Blog
Weekend Update & Market Outlook 10/5/25

Weekend Update & Market Outlook 10/5/25

October 5, 2025

Market Action For Last Week

Below is how SPY, QQQ, and IWM fared from the prior Friday to last Friday:

  • SPY (S&P 500 ETF)
  •  • Close 7 days prior: $663.70  
  •  • Last Friday close: *~ $669.21*  
  •  • Point change: +5.51
  •  • Percent change: +0.83%
  • QQQ (Nasdaq‑100 ETF)
  •  • Close 7 days prior: ≈ $599.35  
  •  • Last Friday close: not concretely in my sources
  •  • (Estimated slight gain or flat, consistent with modest strength in equities)
  • IWM (Russell 2000 ETF)
  •  • Close 7 days prior: not directly found in sources
  •  • Last Friday close: not directly found in sources
  •  • (Generally small caps lagged or were weaker than large caps, per commentary about breadth)

Takeaway: The S&P (via SPY) showed modest gain, pushing to new highs even with noise around a government shutdown. Nasdaq (QQQ) appeared relatively stable or modestly positive. Small caps (IWM) had weaker relative footing, consistent with a risk‑off tilt or rotation toward larger, more stable names.

Despite macro and political noise (notably the U.S. government shutdown) equities held up, with breadth holding up better than many feared.  

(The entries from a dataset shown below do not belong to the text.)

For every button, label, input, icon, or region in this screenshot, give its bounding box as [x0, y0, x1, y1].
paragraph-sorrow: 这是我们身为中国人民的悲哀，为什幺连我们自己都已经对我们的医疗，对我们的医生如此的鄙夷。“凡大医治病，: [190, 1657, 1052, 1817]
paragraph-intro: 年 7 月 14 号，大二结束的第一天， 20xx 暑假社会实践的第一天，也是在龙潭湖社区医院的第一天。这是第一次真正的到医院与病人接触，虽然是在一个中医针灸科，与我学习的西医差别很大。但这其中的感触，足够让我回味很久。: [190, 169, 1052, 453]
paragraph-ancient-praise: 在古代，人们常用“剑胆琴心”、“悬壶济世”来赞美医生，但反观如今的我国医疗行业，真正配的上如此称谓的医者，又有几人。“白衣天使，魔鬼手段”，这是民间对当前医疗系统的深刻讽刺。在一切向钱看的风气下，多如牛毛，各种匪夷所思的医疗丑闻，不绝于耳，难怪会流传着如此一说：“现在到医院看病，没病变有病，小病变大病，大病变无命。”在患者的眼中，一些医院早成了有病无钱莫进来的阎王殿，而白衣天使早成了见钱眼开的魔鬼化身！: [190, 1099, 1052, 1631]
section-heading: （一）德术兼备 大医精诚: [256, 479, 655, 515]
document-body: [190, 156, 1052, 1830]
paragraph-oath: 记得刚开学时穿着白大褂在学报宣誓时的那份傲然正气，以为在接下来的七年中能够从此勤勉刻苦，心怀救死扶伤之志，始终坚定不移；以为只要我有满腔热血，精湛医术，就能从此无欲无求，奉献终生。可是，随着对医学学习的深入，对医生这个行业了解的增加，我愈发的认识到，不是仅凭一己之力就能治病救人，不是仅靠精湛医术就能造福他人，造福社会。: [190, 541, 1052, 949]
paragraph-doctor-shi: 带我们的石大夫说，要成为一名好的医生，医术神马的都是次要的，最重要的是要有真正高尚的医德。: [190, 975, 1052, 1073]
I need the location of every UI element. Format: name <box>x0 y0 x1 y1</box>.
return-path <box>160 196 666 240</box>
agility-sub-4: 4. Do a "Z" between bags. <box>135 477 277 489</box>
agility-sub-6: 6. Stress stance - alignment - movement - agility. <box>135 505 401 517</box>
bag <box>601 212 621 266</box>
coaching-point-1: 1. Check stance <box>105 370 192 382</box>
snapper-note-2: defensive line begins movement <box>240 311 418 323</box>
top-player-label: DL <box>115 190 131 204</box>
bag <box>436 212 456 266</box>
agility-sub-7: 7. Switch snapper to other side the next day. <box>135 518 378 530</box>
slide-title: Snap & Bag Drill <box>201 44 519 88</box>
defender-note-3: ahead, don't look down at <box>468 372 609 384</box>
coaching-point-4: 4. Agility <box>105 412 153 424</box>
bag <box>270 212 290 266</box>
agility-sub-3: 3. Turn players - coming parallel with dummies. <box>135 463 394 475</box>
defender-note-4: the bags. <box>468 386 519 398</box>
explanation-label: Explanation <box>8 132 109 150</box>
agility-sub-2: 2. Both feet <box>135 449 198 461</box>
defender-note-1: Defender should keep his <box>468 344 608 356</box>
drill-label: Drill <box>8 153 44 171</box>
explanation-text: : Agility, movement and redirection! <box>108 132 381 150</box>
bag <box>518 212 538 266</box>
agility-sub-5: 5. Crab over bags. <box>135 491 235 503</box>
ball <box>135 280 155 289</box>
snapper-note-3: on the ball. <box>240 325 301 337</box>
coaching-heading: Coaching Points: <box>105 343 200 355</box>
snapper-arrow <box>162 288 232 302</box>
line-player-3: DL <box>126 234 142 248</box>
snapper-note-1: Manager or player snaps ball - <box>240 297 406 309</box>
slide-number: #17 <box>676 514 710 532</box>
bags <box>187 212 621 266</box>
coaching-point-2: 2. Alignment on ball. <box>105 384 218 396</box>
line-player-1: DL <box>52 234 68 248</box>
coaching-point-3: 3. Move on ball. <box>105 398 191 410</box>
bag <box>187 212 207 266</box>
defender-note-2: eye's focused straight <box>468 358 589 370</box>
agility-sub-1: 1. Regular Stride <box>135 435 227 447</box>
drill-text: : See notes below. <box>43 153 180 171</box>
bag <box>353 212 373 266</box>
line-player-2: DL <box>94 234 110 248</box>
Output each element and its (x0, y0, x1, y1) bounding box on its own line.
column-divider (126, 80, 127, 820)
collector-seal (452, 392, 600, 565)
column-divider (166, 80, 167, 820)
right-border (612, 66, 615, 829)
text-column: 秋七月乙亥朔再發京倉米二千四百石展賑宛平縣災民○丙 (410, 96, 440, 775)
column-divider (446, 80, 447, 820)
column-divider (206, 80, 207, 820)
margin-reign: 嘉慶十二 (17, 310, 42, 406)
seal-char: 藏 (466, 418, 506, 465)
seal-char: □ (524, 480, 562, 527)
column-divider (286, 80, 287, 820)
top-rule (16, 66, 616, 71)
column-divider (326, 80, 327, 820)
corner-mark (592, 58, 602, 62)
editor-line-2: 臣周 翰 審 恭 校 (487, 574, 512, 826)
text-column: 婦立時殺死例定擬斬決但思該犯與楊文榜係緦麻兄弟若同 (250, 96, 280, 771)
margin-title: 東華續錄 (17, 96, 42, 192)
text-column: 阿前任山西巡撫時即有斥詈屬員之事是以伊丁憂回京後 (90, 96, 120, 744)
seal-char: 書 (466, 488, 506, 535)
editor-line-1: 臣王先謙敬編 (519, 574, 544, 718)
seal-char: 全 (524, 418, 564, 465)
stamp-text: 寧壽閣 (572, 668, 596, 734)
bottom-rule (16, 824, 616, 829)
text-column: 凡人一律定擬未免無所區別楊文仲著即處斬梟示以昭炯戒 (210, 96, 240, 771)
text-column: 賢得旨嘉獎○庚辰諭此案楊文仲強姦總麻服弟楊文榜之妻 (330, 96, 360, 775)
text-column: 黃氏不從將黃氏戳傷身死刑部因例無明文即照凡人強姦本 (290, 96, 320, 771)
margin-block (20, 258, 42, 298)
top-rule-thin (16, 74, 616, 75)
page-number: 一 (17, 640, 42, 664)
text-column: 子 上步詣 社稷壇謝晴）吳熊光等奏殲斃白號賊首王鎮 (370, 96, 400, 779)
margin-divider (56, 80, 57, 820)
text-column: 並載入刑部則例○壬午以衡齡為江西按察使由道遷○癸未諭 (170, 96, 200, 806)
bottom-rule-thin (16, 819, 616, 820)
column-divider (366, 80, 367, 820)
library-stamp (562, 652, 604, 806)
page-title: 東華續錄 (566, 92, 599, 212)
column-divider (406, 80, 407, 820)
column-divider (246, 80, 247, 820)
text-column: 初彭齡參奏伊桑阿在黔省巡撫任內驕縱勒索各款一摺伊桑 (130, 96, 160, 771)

Upcoming Major Economic Reports and Potential Market Moving Events

Here’s a rough calendar of what to watch next week (Monday → Friday):

Monday

  • Retail Sales (MoM) — a key consumer demand metric.  
  • Other commentary or regional Fed speeches (monitor).

Tuesday

  • No major marquee releases flagged in current consensus sources.
  • Fed/regional Fed speeches may influence expectations.

Wednesday

  • Possible revisions to CPI / inflation or producer data depending on scheduling.
  • Fed speakers / central bank commentary likely.

Thursday

  • Initial Jobless Claims (weekly)
  • Consumer Confidence / Michigan Survey (final)
  • More Fed communication / speeches.

Friday

  • Personal Income & PCE Deflator (core & headline) — critical inflation measure for the Fed
  • Final Michigan Consumer Sentiment
  • Markets will assess the week and reposition ahead of weekend and potential data wrap.

⚠ Note: The ongoing U.S. government shutdown raises the risk of delayed or missing data releases, which could blur the normal cadence of economic signals.  

30‑Day Market View & Bias

I lean cautiously bullish for the next 30 days, with caveats.

Why bullish tilt:

  • Equity markets are showing resilience despite political / macro uncertainty (e.g. government shutdown).
  • Rate cut expectations remain alive; if inflation (via PCE) comes in soft or benign, that could re-accelerate upside.
  • Earnings surprises (especially from technology, growth, or export/FX beneficiaries) could provide catalysts.

Risks to watch (why caution):

  • Inflation surprises or surprise hawkish commentary from the Fed could derail sentiment.
  • Data shortfalls or delays (due to the shutdown) may complicate macro read.
  • If small caps (IWM) weaken further, that may signal underlying breadth fatigue.
  • Disappointing guidance in earnings could dampen momentum, even if headline numbers are OK.

Practical stance (actionable):

  • Maintain moderate exposure to equities, favoring sectors that benefit from easing or stable rates (tech, growth, discretionary).
  • Keep defensive or hedged positions ready in case inflation surprises.
  • Use earnings events as trade catalysts rather than relying purely on macro.
  • Watch breadth, small cap performance, and inflation prints closely — these will be key tellers.

In short: the upside is limited but present, provided macro and earnings don’t surprise harshly. I’m not expecting a blow-off rally, but a steady grind higher is plausible under a benign backdrop.